Contact information
I work at PPS under the supervision of Thomas Ehrhard and Pierre-Louis Curien.
- Mind the change of domain name.
Research activities
I study the correspondence between proofs and programmes, at the interface between proof theory in mathematical logic, and the semantics of programming languages in theoretical computer science.
My path led me to study the contributions of linear logic, and in particular of Girard's analysis of the notion of polarity, to this correspondence. Polarisation contributes to the understanding of:
- the computational contents of proofs through the classical realisability of Krivine,
- double-negation translations,
- the semantics of higher-order programming languages.
The hypothesis of polarisation
Intuitionism already made the practical distinction between negative connectives (∀,⇒...) and positive connectives (∨,∃...).
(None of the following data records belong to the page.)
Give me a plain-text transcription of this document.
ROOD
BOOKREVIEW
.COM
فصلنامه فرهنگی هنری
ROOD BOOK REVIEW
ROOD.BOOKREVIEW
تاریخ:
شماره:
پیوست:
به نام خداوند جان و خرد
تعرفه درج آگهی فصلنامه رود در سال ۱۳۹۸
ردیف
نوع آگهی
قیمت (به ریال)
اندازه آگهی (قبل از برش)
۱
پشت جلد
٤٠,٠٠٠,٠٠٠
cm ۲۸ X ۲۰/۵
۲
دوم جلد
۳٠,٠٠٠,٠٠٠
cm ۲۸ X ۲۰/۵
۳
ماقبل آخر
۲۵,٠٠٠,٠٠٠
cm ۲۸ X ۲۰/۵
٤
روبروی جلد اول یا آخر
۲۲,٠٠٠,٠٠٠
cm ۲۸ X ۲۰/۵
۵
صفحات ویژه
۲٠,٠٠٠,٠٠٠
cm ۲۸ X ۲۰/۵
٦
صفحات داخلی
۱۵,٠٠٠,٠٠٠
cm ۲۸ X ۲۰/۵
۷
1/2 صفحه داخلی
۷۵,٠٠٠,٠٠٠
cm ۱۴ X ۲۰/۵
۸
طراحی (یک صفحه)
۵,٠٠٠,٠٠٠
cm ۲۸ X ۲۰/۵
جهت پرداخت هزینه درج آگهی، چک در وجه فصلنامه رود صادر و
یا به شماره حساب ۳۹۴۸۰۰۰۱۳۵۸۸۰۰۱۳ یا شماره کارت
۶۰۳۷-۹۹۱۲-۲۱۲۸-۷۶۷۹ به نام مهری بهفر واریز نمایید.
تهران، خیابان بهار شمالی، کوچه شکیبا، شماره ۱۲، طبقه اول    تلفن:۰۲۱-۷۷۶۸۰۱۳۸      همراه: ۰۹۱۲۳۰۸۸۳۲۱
Polarisation gives a status to these polarities by claiming they live in different worlds from the point of view of computation. Understanding how the two worlds communicate then allows us to throw light on various phenomena related to polarities.
Classical realisability
The paper “Focalisation and classical realisability” illustrates the above point of view by extending Krivine's classical realisability to Girard's polarised classical logic LC: in addition to negatives that live in the polar of a set of stacks, positives live in the bipolar of a set of values. The explicit polarities of LC simplify the theory on various aspects, thanks to a sharper control on constructivity properties.
CPS translations
Polarisation also has a role in the understanding of continuation-passing style (CPS) translations: polarities can be used to distinguish continuations on whether they are meant to be passed or meant to be applied. This way polarities distinguish in the source language expressions that are strict from ones that are lazy.
Based on this interpretation, I describe in “From delimited CPS to polarisation” how polarities (and linear logic) help understand various CPS translations for calculi with delimited control operators that appeared in the literature.
System L
One of the main technical aspects of my work is the use of a practical term syntax for polarised classical logic which is inspired by Curien and Herbelin's “mu mu-tilde” calculus (or system “L”). We believe that system L is a canonical notation for sequent calculus. (See e.g. “The duality of computation under focus”.)
In addition, my design goal with the “focalising” variant was to have a tool for the thought that expresses the more properties of the semantics in the fewest possible symbols and equations. This is possible because system L emphasizes the interactive aspects of computation over the usual functional aspects of languages.
My current goal is to further show how contributions from denotational semantics and functional programming help investigate the proofs-as-programs correspondence.